An article at TechTree reports that according to IDC's Worldwide Handheld QView, shipments of handheld devices fell nearly 20 percent year-over-year in the fourth quarter of 2004 to 2.8 million units. This was the fourth successive quarter of decline. For all of 2004, shipments of handheld devices was just 9.2 million units, a decrease of 13 percent over 2003's shipments.
Meanwhile, IDC reports that mobile phone purchases were the highest ever. Worldwide mobile phone shipments were 194.3 million units in the fourth quarter of 2004, growing 24 percent year over year. For the full year 2004, these shipments increased 29.3 percent over 2003.
The problem, of course, is that try as they might, handhelds haven't been able to get past being a PIM. They're standalone devices that don't interact in significant ways. Adding Bluetooth and Wi-Fi is really too little, too late.

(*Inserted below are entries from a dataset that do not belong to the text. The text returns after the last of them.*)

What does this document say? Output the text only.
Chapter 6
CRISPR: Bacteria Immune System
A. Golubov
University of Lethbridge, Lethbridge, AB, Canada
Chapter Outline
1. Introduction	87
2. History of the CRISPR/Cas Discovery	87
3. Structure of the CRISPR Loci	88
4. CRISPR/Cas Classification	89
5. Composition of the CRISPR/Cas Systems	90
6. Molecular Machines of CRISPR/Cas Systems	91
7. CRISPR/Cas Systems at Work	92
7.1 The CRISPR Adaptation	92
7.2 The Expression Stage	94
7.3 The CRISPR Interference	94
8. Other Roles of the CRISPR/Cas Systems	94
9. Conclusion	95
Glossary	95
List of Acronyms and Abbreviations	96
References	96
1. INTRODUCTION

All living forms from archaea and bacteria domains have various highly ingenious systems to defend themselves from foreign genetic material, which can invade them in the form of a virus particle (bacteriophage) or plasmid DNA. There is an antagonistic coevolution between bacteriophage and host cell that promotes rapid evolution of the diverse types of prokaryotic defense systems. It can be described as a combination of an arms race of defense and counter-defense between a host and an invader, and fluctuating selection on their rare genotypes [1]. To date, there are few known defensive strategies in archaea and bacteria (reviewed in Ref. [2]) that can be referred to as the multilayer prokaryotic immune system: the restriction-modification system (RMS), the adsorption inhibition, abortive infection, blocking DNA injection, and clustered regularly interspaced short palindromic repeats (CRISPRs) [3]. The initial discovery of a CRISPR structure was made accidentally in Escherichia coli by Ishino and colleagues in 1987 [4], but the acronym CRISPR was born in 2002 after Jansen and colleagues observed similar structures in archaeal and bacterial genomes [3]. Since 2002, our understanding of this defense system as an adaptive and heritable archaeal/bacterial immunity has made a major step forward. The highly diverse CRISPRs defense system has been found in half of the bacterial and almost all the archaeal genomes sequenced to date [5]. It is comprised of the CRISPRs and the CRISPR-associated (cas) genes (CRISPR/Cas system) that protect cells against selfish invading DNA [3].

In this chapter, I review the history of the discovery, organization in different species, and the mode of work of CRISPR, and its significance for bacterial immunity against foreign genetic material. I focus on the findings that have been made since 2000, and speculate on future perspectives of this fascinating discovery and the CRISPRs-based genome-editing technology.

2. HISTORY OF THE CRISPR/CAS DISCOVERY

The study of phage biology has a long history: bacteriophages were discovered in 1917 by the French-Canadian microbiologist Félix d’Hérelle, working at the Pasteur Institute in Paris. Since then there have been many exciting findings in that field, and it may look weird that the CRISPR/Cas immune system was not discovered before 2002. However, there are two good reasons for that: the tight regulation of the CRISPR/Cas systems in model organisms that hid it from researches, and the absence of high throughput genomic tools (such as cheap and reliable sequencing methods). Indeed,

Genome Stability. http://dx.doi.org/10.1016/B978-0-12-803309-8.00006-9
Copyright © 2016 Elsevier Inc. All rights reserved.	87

People buy phones to talk to other people and that's a much more popular pastime than managing your to-do list. Of course, phones do more than that, but I heard Jupiter Research Analyst Michael Gartenberg speak a year or so ago on this topic. According to Jupiter's research, people mostly by phones for the phone. Go figure.
I think that the reason that people buy phones for the phone is that's the one part of the device that the mobile carriers can't ruin with their attempts to lock people into their network. I find the Web experience on most mobile services to be abysmal and that's not because of small form factor. It's because they try to keep you in their walled garden and stuff ringtones and wallpaper down your throat.
At some point, I hope that my phone, with an integrated PIM, will be able to do some simple groupware tasks like coordinating the scheduling of a conference call, but that's not likely to happen in the current climate. Until then, people will continue to buy phones for talking.